To put the omnipotency of Congress over the state government and the judicatories out of all doubt, the 6th article ordains that, “this Constitution and the laws of the United States which shall be made in pursuance thereof, and all treaties made, or which shall be made under the authority of the United States, shall be the supreme law of the land…”
By these section, the all-prevailing power of taxation, and such extensive legislative and judicial powers are vested in the general government, as must in their operation, necessarily absorb the state legislatures and judicatories, and that such was in the contemplation of the framers of it…
Now to be fair, in order to reach these conclusions, he has to ignore other sections of the Constitution, distort the Framers’ clear intent, and claim that later rebuttals are in bad faith.
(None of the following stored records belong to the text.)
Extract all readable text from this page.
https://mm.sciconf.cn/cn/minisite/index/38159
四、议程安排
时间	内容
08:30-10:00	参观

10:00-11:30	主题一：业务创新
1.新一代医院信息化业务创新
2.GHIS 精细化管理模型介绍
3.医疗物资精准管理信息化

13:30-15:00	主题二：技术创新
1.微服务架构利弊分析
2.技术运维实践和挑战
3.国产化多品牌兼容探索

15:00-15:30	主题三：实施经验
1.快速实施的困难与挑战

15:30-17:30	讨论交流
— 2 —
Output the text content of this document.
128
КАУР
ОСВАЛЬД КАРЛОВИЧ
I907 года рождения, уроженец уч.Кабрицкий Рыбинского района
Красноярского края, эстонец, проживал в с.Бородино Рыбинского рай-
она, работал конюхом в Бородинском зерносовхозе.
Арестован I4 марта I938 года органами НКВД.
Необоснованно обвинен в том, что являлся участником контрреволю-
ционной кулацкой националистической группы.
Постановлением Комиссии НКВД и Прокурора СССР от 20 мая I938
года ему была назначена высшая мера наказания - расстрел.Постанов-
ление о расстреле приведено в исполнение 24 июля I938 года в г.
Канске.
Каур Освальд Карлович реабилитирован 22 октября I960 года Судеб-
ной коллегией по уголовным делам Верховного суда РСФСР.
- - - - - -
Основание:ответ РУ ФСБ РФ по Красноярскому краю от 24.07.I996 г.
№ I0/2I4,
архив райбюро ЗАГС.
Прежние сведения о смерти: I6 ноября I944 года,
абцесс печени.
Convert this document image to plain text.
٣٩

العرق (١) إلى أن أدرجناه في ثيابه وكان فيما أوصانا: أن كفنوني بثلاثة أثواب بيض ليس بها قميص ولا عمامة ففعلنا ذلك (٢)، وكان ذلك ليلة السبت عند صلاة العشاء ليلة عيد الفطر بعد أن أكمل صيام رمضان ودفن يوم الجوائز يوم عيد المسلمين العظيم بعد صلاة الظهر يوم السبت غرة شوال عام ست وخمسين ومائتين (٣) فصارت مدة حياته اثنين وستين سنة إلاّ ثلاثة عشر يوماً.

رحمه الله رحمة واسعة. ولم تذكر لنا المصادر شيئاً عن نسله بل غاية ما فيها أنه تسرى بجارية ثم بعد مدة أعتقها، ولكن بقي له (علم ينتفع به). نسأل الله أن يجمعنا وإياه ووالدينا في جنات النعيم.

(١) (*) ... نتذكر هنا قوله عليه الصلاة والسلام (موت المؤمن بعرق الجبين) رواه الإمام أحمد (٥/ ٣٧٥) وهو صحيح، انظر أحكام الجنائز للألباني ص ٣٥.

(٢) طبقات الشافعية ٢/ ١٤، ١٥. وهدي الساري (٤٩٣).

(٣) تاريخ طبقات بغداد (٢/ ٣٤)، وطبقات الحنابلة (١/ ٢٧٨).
Congress is explicitly limited in the types of taxes it may levy. The Commerce Clause is not as expansive as he reads it. The General Welfare Clause is not blanket permission to enact any sort of law Congress wants to. Some of them would later be explicitly rectified by the Bill of Rights. Others would indeed be exploited by judges looking to change the system. But for him, these failings he claims to have discovered are a bug; for the Progressives, they’re a feature.
While we consider Madison, Hamilton, and Jay to be the heroes of the piece, that Centinel predicted so many of the distortions later introduced by the Progressives lends his arguments relevance.